In April 2016, Wolf was criticized for an insensitive comment he posted on Twitter about the death of a Baltimore man who died from injuries suffered while in police custody. On the one-year anniversary of the death of Freddie Gray—which due to safety concerns about riots prompted the Baltimore Orioles to play the Chicago White Sox in an empty stadium in Baltimore on April 29, 2015—Wolf in April 2016 tweeted: "Sox in their Freddie Gray uniforms in Baltimore tonight." After he was criticized on Twitter, Wolf apologized in the Chicago Tribune, saying that he "didn't want to hurt anyone, but I have.
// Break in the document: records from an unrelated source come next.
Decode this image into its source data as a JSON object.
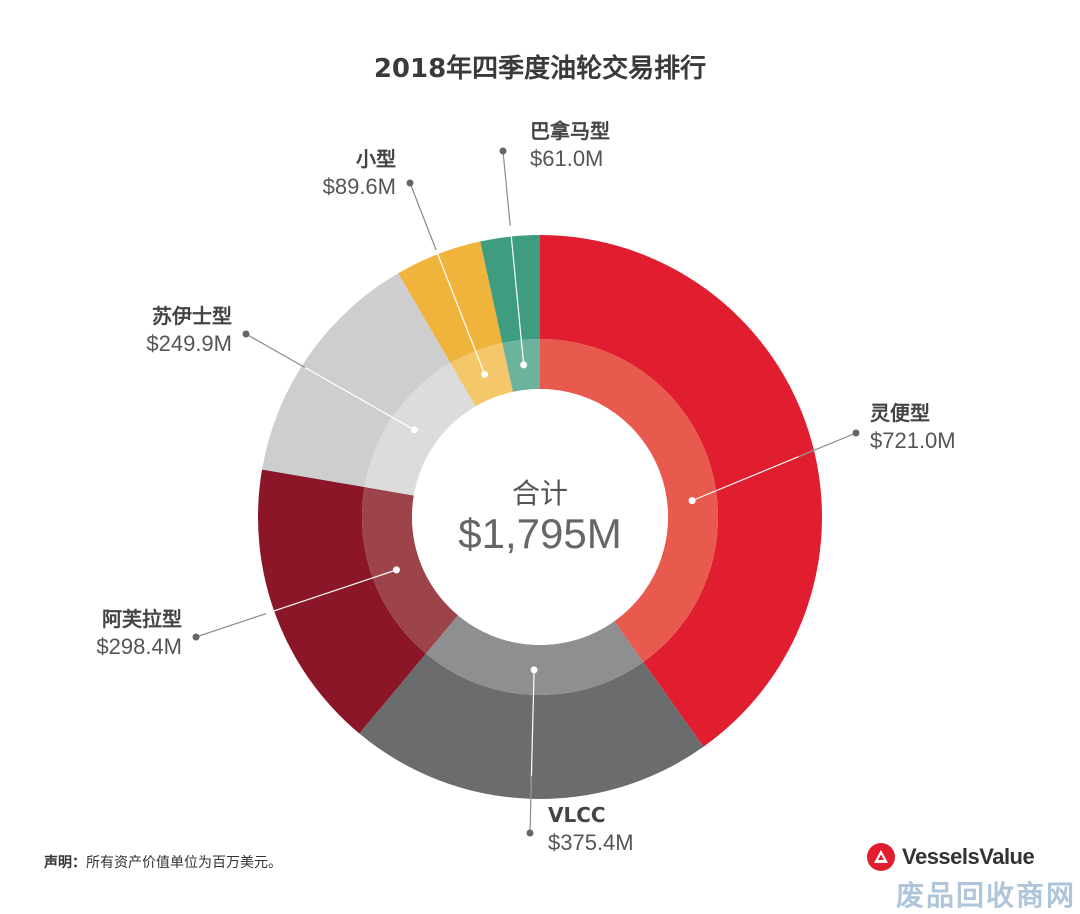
{
  "chart_data": {
    "type": "pie",
    "variant": "donut",
    "title": "2018年四季度油轮交易排行",
    "center_label": "合计",
    "center_value": "$1,795M",
    "unit": "$M",
    "total": 1795,
    "slices": [
      {
        "key": "handy",
        "name": "灵便型",
        "value": 721.0,
        "label": "$721.0M",
        "color": "#e01e30",
        "inner_color": "#e85a4e"
      },
      {
        "key": "vlcc",
        "name": "VLCC",
        "value": 375.4,
        "label": "$375.4M",
        "color": "#6b6c6e",
        "inner_color": "#8e8f91"
      },
      {
        "key": "aframax",
        "name": "阿芙拉型",
        "value": 298.4,
        "label": "$298.4M",
        "color": "#8a1628",
        "inner_color": "#9c4449"
      },
      {
        "key": "suezmax",
        "name": "苏伊士型",
        "value": 249.9,
        "label": "$249.9M",
        "color": "#cdcecf",
        "inner_color": "#dcdcdd"
      },
      {
        "key": "small",
        "name": "小型",
        "value": 89.6,
        "label": "$89.6M",
        "color": "#f0b43c",
        "inner_color": "#f4c76a"
      },
      {
        "key": "panamax",
        "name": "巴拿马型",
        "value": 61.0,
        "label": "$61.0M",
        "color": "#3e9c80",
        "inner_color": "#6cb39d"
      }
    ]
  },
  "footnote": {
    "prefix": "声明：",
    "text": "所有资产价值单位为百万美元。"
  },
  "brand": {
    "name": "VesselsValue",
    "color": "#e01e30"
  },
  "watermark": "废品回收商网"
}
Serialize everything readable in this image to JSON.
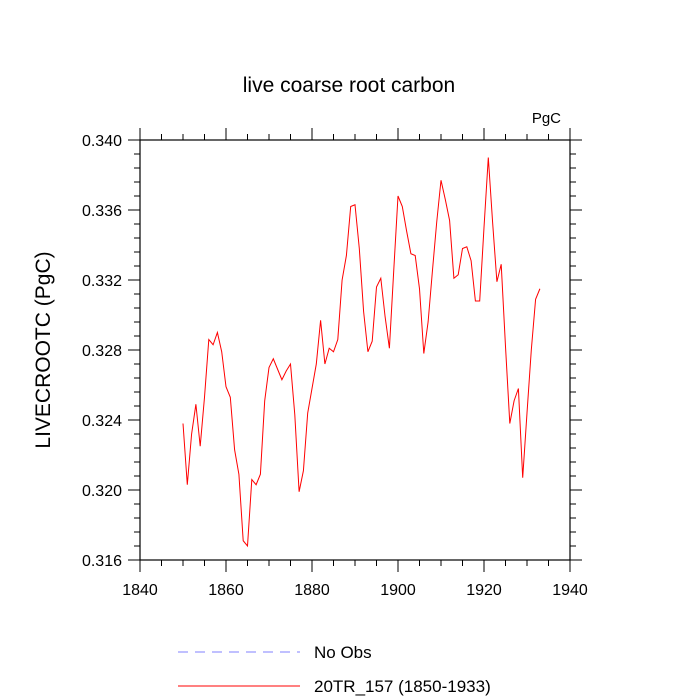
{
  "chart_data": {
    "type": "line",
    "title": "live coarse root carbon",
    "units_label": "PgC",
    "xlabel": "",
    "ylabel": "LIVECROOTC  (PgC)",
    "xlim": [
      1840,
      1940
    ],
    "ylim": [
      0.316,
      0.34
    ],
    "x_ticks": [
      1840,
      1860,
      1880,
      1900,
      1920,
      1940
    ],
    "x_tick_labels": [
      "1840",
      "1860",
      "1880",
      "1900",
      "1920",
      "1940"
    ],
    "y_ticks": [
      0.316,
      0.32,
      0.324,
      0.328,
      0.332,
      0.336,
      0.34
    ],
    "y_tick_labels": [
      "0.316",
      "0.320",
      "0.324",
      "0.328",
      "0.332",
      "0.336",
      "0.340"
    ],
    "grid": false,
    "legend_position": "bottom",
    "series": [
      {
        "name": "No Obs",
        "color": "#8080ff",
        "dash": true,
        "x": [],
        "values": []
      },
      {
        "name": "20TR_157 (1850-1933)",
        "color": "#ff0000",
        "dash": false,
        "x": [
          1850,
          1851,
          1852,
          1853,
          1854,
          1855,
          1856,
          1857,
          1858,
          1859,
          1860,
          1861,
          1862,
          1863,
          1864,
          1865,
          1866,
          1867,
          1868,
          1869,
          1870,
          1871,
          1872,
          1873,
          1874,
          1875,
          1876,
          1877,
          1878,
          1879,
          1880,
          1881,
          1882,
          1883,
          1884,
          1885,
          1886,
          1887,
          1888,
          1889,
          1890,
          1891,
          1892,
          1893,
          1894,
          1895,
          1896,
          1897,
          1898,
          1899,
          1900,
          1901,
          1902,
          1903,
          1904,
          1905,
          1906,
          1907,
          1908,
          1909,
          1910,
          1911,
          1912,
          1913,
          1914,
          1915,
          1916,
          1917,
          1918,
          1919,
          1920,
          1921,
          1922,
          1923,
          1924,
          1925,
          1926,
          1927,
          1928,
          1929,
          1930,
          1931,
          1932,
          1933
        ],
        "values": [
          0.3238,
          0.3203,
          0.3232,
          0.3249,
          0.3225,
          0.3253,
          0.3286,
          0.3283,
          0.329,
          0.3279,
          0.3259,
          0.3253,
          0.3223,
          0.3209,
          0.3171,
          0.3168,
          0.3206,
          0.3203,
          0.3209,
          0.3251,
          0.327,
          0.3275,
          0.3269,
          0.3263,
          0.3268,
          0.3272,
          0.3243,
          0.3199,
          0.3211,
          0.3244,
          0.3258,
          0.3272,
          0.3297,
          0.3272,
          0.3281,
          0.3279,
          0.3286,
          0.332,
          0.3334,
          0.3362,
          0.3363,
          0.3338,
          0.3302,
          0.3279,
          0.3285,
          0.3316,
          0.3321,
          0.3299,
          0.3281,
          0.3325,
          0.3368,
          0.3362,
          0.3348,
          0.3335,
          0.3334,
          0.3315,
          0.3278,
          0.3296,
          0.3325,
          0.3353,
          0.3377,
          0.3366,
          0.3354,
          0.3321,
          0.3323,
          0.3338,
          0.3339,
          0.3331,
          0.3308,
          0.3308,
          0.335,
          0.339,
          0.3353,
          0.3319,
          0.3329,
          0.3282,
          0.3238,
          0.3251,
          0.3258,
          0.3207,
          0.3244,
          0.328,
          0.3309,
          0.3315
        ]
      }
    ]
  }
}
My comedy, if that's what you want to call it, is in the Jackie Mason and Don Rickles tradition, though I'm not as good as they are. I'm kind of an equal opportunity offender. I've been doing this for decades and didn't intend for this to be more than what I've always done. But I did hurt people, and so I'm sorry."

== Personal life ==
Wolf and his wife Caryn have been married since about 1975. They have five children.

During the 1990s, Wolf lived in several homes in Riverwoods, Illinois. Wolf moved to Deerfield, Illinois in 2007 and then to his current home on a farm in Old Mill Creek, Illinois in 2010. "I thought I married a North Shore princess, but what I really married was a farm girl," Wolf quipped to the Tribune in June 2010. "I mow the lawn practically every day of the week, because it's like 20 lawns' worth."
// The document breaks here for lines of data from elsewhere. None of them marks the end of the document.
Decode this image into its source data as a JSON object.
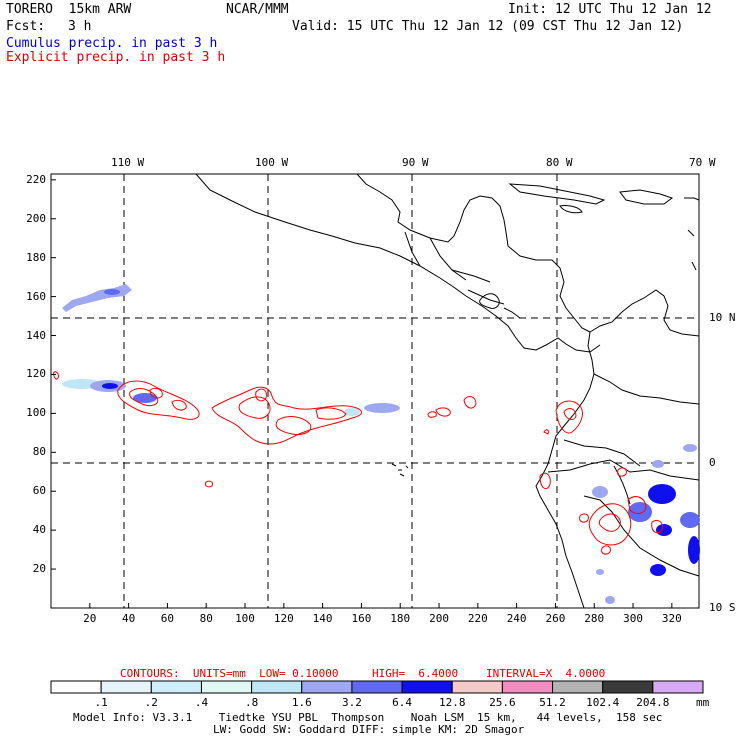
{
  "header": {
    "run_name": "TORERO  15km ARW",
    "org": "NCAR/MMM",
    "init": "Init: 12 UTC Thu 12 Jan 12",
    "fcst_label": "Fcst:",
    "fcst_value": "3 h",
    "valid": "Valid: 15 UTC Thu 12 Jan 12 (09 CST Thu 12 Jan 12)",
    "line_cumulus": "Cumulus precip. in past 3 h",
    "line_explicit": "Explicit precip. in past 3 h"
  },
  "colors": {
    "cumulus": "#0000cc",
    "explicit": "#dd0000",
    "coast": "#000000",
    "contour": "#ff0000"
  },
  "axes": {
    "top_lon_labels": [
      "110 W",
      "100 W",
      "90 W",
      "80 W",
      "70 W"
    ],
    "right_lat_labels": [
      "10 N",
      "0",
      "10 S"
    ],
    "y_ticks": [
      "220",
      "200",
      "180",
      "160",
      "140",
      "120",
      "100",
      "80",
      "60",
      "40",
      "20"
    ],
    "x_ticks": [
      "20",
      "40",
      "60",
      "80",
      "100",
      "120",
      "140",
      "160",
      "180",
      "200",
      "220",
      "240",
      "260",
      "280",
      "300",
      "320"
    ],
    "x_range": [
      0,
      334
    ],
    "y_range": [
      0,
      223
    ],
    "lon_grid": [
      110,
      100,
      90,
      80
    ],
    "lat_grid": [
      10,
      0
    ]
  },
  "contour_info": {
    "text_contours": "CONTOURS:  UNITS=mm  LOW= 0.10000",
    "text_high": "HIGH=  6.4000",
    "text_interval": "INTERVAL=X  4.0000"
  },
  "colorbar": {
    "labels": [
      ".1",
      ".2",
      ".4",
      ".8",
      "1.6",
      "3.2",
      "6.4",
      "12.8",
      "25.6",
      "51.2",
      "102.4",
      "204.8"
    ],
    "unit": "mm",
    "colors": [
      "#ffffff",
      "#e8f4fb",
      "#cfeefc",
      "#dff8f4",
      "#bfe6f5",
      "#9da8f0",
      "#5f6af0",
      "#1010ee",
      "#f4caca",
      "#f08cc0",
      "#b3b3b3",
      "#3a3a3a",
      "#d8aaf6"
    ]
  },
  "footer": {
    "line1": "Model Info: V3.3.1    Tiedtke YSU PBL  Thompson    Noah LSM  15 km,   44 levels,  158 sec",
    "line2": "LW: Godd SW: Goddard DIFF: simple KM: 2D Smagor"
  }
}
Wolf also worked full-time as a lawyer for the Chicago law firm Holstein, Mack and Klein from 1982 until 1987. He decided to leave the law in 1987 to focus full-time on broadcasting. "When I was an attorney on the radio, that was crazy," he told the Chicago Tribune in 1991. "Trying to explain to a judge that you need a recess to do a sportscast...the two jobs didn't dovetail at all. It was difficult to do both jobs well. So when the TV opportunity opened up, I just seized it."

Currently, in addition to his broadcasting work, Wolf works part-time as a divorce attorney in Lake County, Illinois.